Apa Yang Bisa Dilakukan Para Wakil Afrika di Piala Dunia

Apa Yang Bisa Dilakukan Para Wakil Afrika di Piala Dunia

Apa Yang Bisa Dilakukan Para Wakil Afrika di Piala Dunia

Meskipun Burkina Faso mungkin memiliki sesuatu untuk dikatakan tentang dugaan bahwa pemain mereka tidak memenuhi syarat, sama halnya dengan lima negara yang lolos dari CAF untuk Piala Dunia 2014 Brasil memiliki sebuah kualifikasi untuk musim panas mendatang. Cukup jarang terjadi, terutama dalam kampanye Piala Dunia baru-baru ini, dengan zona ini yang menjadi proses kualifikasi yang sangat panjang dan ditarik keluar lalu dua fase yang menghasilkan lima play-off pertandingan dengan sistem home and away, pada akhirnya wakil dari negara Afrika yang ikut ke Brazil tahun mendatang sudah ketahuan yakni Algeria, Kamerun, Ghana, Pantai Gading dan Nigeria. Mari kita lihat mereka peluangnya satu per satu. Nigeria mungkin adalah negara Afrika yang paling kuat saat ini. Mereka juga mempunyai para pemain mumpuni yang bermain di luar negara mereka.

Mungkin setelah generasi Nwankwo Kanu dan kawan-kawan yang berhasil menjuarai Olimpiade 1996 dan pada akhirnya harus berakhir dengan kekecawaan di Piala Dunia 1998 mungkin sekarang saatnya bagi Nigeria untuk berbicara di Piala Dunia. Lalu ada Algeria yang merupakan negara Afrika paling utara. Algeria dan Burkina Faso memiliki kekuatan yang setara sebenarnya. Tapi nampaknya pengalaman lebih berbicara, Burkina Faso yang dibilang gagal mewarisi permainan terbaik mereka sejak menjadi tuan rumah Piala Afrika pada tahun 2000 harus terhenti oleh Algeria yang Piala Dunia lalu juga masuk. Peluang mereka di Piala Dunia tahun depan nampaknya juga tidak akan berubah banyak. Algeria diprediksikan hanya menjadi penggembira di fase grup. Lalu berikutnya ada Kamerun yang mencapai Piala Dunia mereka untuk yang ketujuh kalinya.
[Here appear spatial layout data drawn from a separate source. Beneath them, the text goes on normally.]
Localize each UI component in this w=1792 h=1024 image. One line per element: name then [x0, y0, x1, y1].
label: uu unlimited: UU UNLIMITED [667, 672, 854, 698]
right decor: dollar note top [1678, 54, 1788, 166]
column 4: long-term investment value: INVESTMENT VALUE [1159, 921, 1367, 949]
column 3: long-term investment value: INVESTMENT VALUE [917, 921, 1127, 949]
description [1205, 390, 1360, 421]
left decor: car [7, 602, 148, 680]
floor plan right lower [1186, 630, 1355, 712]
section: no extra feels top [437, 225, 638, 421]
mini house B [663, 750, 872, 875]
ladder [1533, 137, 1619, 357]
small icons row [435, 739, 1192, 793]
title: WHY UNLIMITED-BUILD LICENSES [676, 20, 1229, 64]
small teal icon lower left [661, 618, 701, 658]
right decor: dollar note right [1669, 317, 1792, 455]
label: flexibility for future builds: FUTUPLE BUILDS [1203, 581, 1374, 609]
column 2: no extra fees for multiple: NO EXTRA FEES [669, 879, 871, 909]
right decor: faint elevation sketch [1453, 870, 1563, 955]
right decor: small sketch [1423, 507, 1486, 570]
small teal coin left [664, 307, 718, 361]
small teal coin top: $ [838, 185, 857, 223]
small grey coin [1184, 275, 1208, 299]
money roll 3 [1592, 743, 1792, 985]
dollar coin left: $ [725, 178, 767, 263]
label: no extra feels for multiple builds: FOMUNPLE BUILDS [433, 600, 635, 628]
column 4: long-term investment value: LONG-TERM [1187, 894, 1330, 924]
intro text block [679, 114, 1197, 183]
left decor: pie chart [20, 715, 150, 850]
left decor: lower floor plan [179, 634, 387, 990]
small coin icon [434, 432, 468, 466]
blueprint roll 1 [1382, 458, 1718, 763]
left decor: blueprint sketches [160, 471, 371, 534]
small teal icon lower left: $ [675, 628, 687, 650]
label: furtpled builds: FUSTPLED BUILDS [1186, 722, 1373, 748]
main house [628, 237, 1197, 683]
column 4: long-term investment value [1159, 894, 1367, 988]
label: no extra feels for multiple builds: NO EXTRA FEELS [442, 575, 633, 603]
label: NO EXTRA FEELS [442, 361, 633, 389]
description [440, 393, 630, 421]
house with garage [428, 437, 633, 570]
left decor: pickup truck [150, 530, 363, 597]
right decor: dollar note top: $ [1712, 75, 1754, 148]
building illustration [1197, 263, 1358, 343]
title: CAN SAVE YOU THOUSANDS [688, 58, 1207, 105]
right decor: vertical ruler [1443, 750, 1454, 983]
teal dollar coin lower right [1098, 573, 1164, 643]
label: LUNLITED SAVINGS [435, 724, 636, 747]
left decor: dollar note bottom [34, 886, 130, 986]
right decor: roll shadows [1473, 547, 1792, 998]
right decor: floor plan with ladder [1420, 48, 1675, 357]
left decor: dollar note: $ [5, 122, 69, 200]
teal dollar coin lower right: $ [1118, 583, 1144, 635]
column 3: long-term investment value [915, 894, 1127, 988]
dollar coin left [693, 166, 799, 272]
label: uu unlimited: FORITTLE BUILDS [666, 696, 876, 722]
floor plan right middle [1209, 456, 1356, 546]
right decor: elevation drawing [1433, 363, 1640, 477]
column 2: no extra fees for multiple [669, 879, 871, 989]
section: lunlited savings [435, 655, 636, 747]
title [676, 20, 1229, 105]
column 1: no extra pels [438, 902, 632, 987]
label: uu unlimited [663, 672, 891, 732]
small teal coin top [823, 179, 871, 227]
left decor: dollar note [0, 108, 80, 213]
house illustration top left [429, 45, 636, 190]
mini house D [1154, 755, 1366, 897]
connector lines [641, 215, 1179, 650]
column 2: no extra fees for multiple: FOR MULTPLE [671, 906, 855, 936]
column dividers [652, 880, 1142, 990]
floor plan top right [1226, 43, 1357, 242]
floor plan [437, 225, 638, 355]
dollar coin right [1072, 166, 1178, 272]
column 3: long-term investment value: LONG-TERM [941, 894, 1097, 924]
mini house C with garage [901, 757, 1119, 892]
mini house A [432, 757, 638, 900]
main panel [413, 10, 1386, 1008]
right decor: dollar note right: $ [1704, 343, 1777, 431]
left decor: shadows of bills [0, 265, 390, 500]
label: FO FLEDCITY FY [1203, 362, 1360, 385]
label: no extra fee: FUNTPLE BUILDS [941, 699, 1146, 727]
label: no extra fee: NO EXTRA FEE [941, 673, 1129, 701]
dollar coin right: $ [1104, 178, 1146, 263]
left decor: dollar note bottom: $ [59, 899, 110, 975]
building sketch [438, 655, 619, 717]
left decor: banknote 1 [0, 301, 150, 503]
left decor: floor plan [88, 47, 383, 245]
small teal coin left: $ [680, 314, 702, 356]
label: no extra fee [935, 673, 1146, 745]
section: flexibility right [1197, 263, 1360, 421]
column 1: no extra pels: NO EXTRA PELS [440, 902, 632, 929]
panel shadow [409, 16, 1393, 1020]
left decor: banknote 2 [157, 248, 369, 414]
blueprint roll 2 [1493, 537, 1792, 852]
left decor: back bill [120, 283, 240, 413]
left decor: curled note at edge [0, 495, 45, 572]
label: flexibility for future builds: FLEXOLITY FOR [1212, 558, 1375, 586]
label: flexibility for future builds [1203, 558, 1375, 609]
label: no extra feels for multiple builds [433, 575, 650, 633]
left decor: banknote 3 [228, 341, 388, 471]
Mereka juga diharapkan berbicara pada Piala Dunia tahun depan karena materi mereka cukup mumpuni seperti Samuel Eto’o lalu ada pemain Barcelona Alexandre Song dan yang lainnya. Mereka dituntut untuk melaju lebih jauh daripada sekadar fase grup seperti di Afrika Selatan pada Piala Dunia empat tahun lalu. Bahkan mereka pada saat itu harus kalah dari Jepang. Tim selanjutnya adalah Ghana. Pada Piala Dunia 2010 di Afrika Selatan mereka hampir saja mencetak sejarah untuk tim dari Afrika, andai kata mereka tidak gagal di perempat final atas ulah kontroversial dari Luis Suarez. Maka, tahun depan Ghana bisa diharapkan mencetak sejarah. Tim terakhir adalah Pantai Gading. Pantai Gading bisa dibilang juga menjadi salah satu tim yang kompetitif untuk Piala Dunia. Tentu saja ujung tombak mereka masih berharap banyak dengan Drogba. Pada Piala Dunia sebelum-sebelumnya mereka harus sial karena berada satu grup dengan raksasa-raksasa sepak bola macam Belanda, Argentina, Portugal dan Brazil, maka kali ini disebut-sebut Pantai Gading akan memenuhi takdir potensi mereka.